Kilkenny Cats - Hammer + Echo [Expanded]
In 1988, Athens, Georgia’s Kilkenny Cats released Hammer, a fierce and atmospheric Southern Gothic EP that captured the moody heart of the late-’80s Southern underground. More than three decades later, this cult classic returns in expanded form as Hammer + Echo. Remastered and featuring unreleased recordings, unseen photos, and liner notes that reframe the story of a band that never quite fit the mold.
Out September 26th, Hammer + Echo includes the original six-track Hammer EP on one side, remastered from the original tapes, and a newly assembled “Echo” side of unreleased recordings. This collection- raw, powerful, and deeply evocative- charts the band’s evolution through outtakes, demos, and deep cuts spanning from 1983 to the early ’90s. A bonus track, “Heaven,” appears exclusively on the CD and digital editions.
Kilkenny Cats recorded Hammer at John Keane’s storied studio on Hill Street in Athens, with Keane co-producing alongside the band. Tracks like “Sight on Sight” and “To Speak To” show the Cats moving beyond Athens’ jangle into something darker, heavier, and more expansive. “Mount Steel,” recorded in the band’s final session as a five-piece, “was unbridled,” says guitarist Keith Landers. “It rips—and it was mostly captured live in the studio.”

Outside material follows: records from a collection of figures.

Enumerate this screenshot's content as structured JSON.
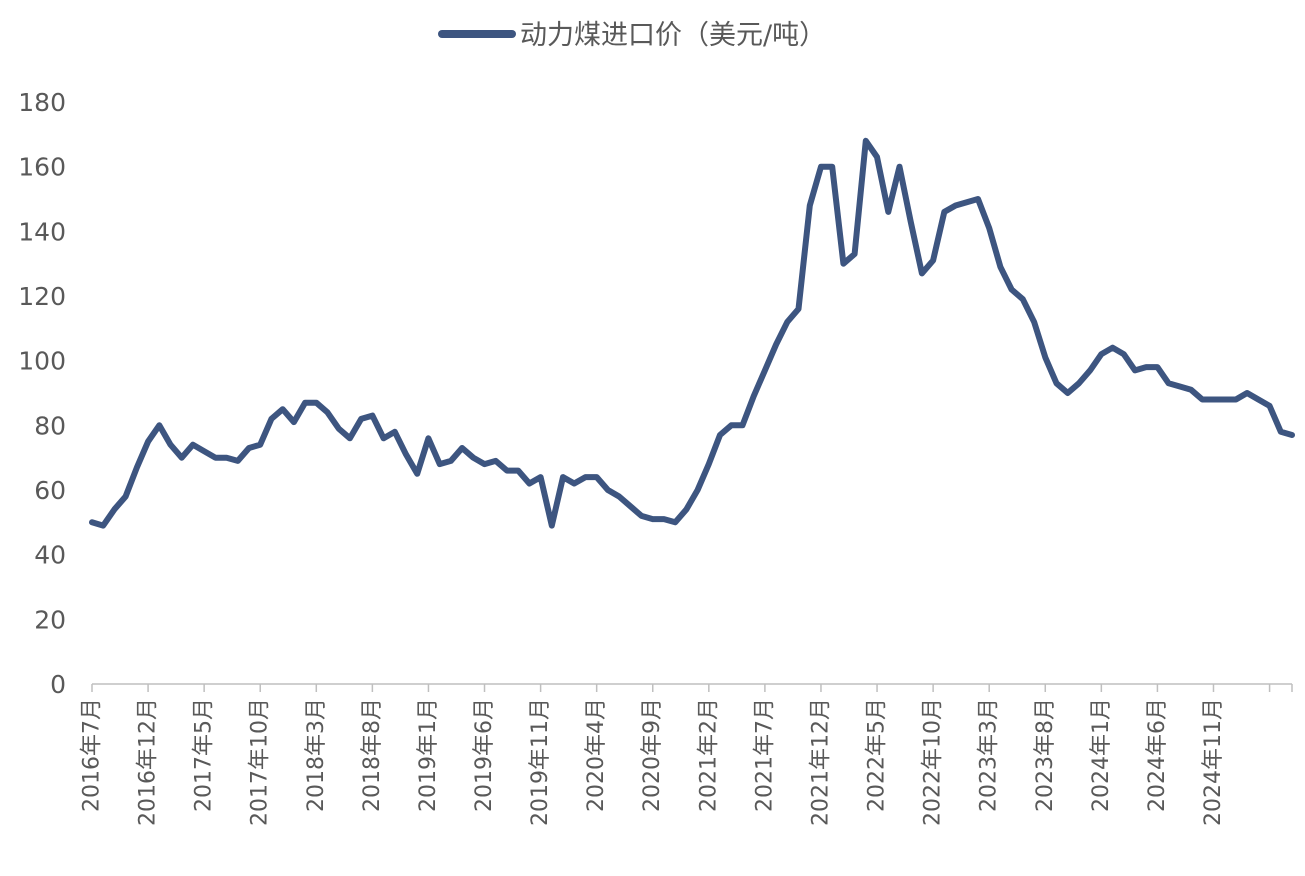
{
  "chart_data": {
    "type": "line",
    "title": "",
    "xlabel": "",
    "ylabel": "",
    "ylim": [
      0,
      180
    ],
    "yticks": [
      0,
      20,
      40,
      60,
      80,
      100,
      120,
      140,
      160,
      180
    ],
    "grid": false,
    "legend_position": "top-center",
    "x": [
      "2016-07",
      "2016-08",
      "2016-09",
      "2016-10",
      "2016-11",
      "2016-12",
      "2017-01",
      "2017-02",
      "2017-03",
      "2017-04",
      "2017-05",
      "2017-06",
      "2017-07",
      "2017-08",
      "2017-09",
      "2017-10",
      "2017-11",
      "2017-12",
      "2018-01",
      "2018-02",
      "2018-03",
      "2018-04",
      "2018-05",
      "2018-06",
      "2018-07",
      "2018-08",
      "2018-09",
      "2018-10",
      "2018-11",
      "2018-12",
      "2019-01",
      "2019-02",
      "2019-03",
      "2019-04",
      "2019-05",
      "2019-06",
      "2019-07",
      "2019-08",
      "2019-09",
      "2019-10",
      "2019-11",
      "2019-12",
      "2020-01",
      "2020-02",
      "2020-03",
      "2020-04",
      "2020-05",
      "2020-06",
      "2020-07",
      "2020-08",
      "2020-09",
      "2020-10",
      "2020-11",
      "2020-12",
      "2021-01",
      "2021-02",
      "2021-03",
      "2021-04",
      "2021-05",
      "2021-06",
      "2021-07",
      "2021-08",
      "2021-09",
      "2021-10",
      "2021-11",
      "2021-12",
      "2022-01",
      "2022-02",
      "2022-03",
      "2022-04",
      "2022-05",
      "2022-06",
      "2022-07",
      "2022-08",
      "2022-09",
      "2022-10",
      "2022-11",
      "2022-12",
      "2023-01",
      "2023-02",
      "2023-03",
      "2023-04",
      "2023-05",
      "2023-06",
      "2023-07",
      "2023-08",
      "2023-09",
      "2023-10",
      "2023-11",
      "2023-12",
      "2024-01",
      "2024-02",
      "2024-03",
      "2024-04",
      "2024-05",
      "2024-06",
      "2024-07",
      "2024-08",
      "2024-09",
      "2024-10",
      "2024-11",
      "2024-12",
      "2025-01",
      "2025-02",
      "2025-03",
      "2025-04",
      "2025-05",
      "2025-06"
    ],
    "tick_labels": [
      "2016年7月",
      "2016年12月",
      "2017年5月",
      "2017年10月",
      "2018年3月",
      "2018年8月",
      "2019年1月",
      "2019年6月",
      "2019年11月",
      "2020年4月",
      "2020年9月",
      "2021年2月",
      "2021年7月",
      "2021年12月",
      "2022年5月",
      "2022年10月",
      "2023年3月",
      "2023年8月",
      "2024年1月",
      "2024年6月",
      "2024年11月"
    ],
    "series": [
      {
        "name": "动力煤进口价（美元/吨）",
        "color": "#3D5580",
        "values": [
          50,
          49,
          54,
          58,
          67,
          75,
          80,
          74,
          70,
          74,
          72,
          70,
          70,
          69,
          73,
          74,
          82,
          85,
          81,
          87,
          87,
          84,
          79,
          76,
          82,
          83,
          76,
          78,
          71,
          65,
          76,
          68,
          69,
          73,
          70,
          68,
          69,
          66,
          66,
          62,
          64,
          49,
          64,
          62,
          64,
          64,
          60,
          58,
          55,
          52,
          51,
          51,
          50,
          54,
          60,
          68,
          77,
          80,
          80,
          89,
          97,
          105,
          112,
          116,
          148,
          160,
          160,
          130,
          133,
          168,
          163,
          146,
          160,
          143,
          127,
          131,
          146,
          148,
          149,
          150,
          141,
          129,
          122,
          119,
          112,
          101,
          93,
          90,
          93,
          97,
          102,
          104,
          102,
          97,
          98,
          98,
          93,
          92,
          91,
          88,
          88,
          88,
          88,
          90,
          88,
          86,
          78,
          77
        ]
      }
    ]
  }
}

Cindy Laufenberg of The Ledge zine captured the record’s unfiltered urgency in her original 1988 review: “To Speak To” is a masterpiece of a tune; driving backbeat, powerful—LOUD, LOUD guitars, and an unbelievably catchy melody… I can’t help but jerk myself about the house… stomping around and getting completely out of hand.” She called Hammer “rock-and-roll, folks—no ifs, ands, or buts. It’s loud, it’s infectious, and nothing makes you feel quite so good.”
Additional praise followed from UGA’s The Red and Black, which highlighted the band’s bold departure from the Athens’ sound: “The Kilkenny Cats now make it hip to admit you keep a few Emerson, Lake and Palmer records hidden behind the obligatory New Order 12”.
The newly curated Echo side, a retrospective of unreleased recordings, traces the band’s earliest and latest incarnations. The driving, jazz-tinged “Walk the Streets” dates back to a 1983 lineup. The surreal “Maldoror” and “Mapplethorpe” reflect a darker, more transgressive period in the ’90s, steeped in art and existential doubt. “In those Athens days,” writes singer Tom Cheek in the reissue’s liner notes, “the songs sometimes just poured out of us; guttural, unpolished, and strangely inevitable. They weren’t labored over so much as discovered.”
Closing out Echo are two rockers, “Never Make a Saint” and “Heaven,” the latter featuring Keith Landers’ former Fashion Battery bandmate McCall on bass. Cheek reflects “Allen’s drumming amazes on ‘Never Make a Saint“…a song about just hanging on, as we barely do sometimes.”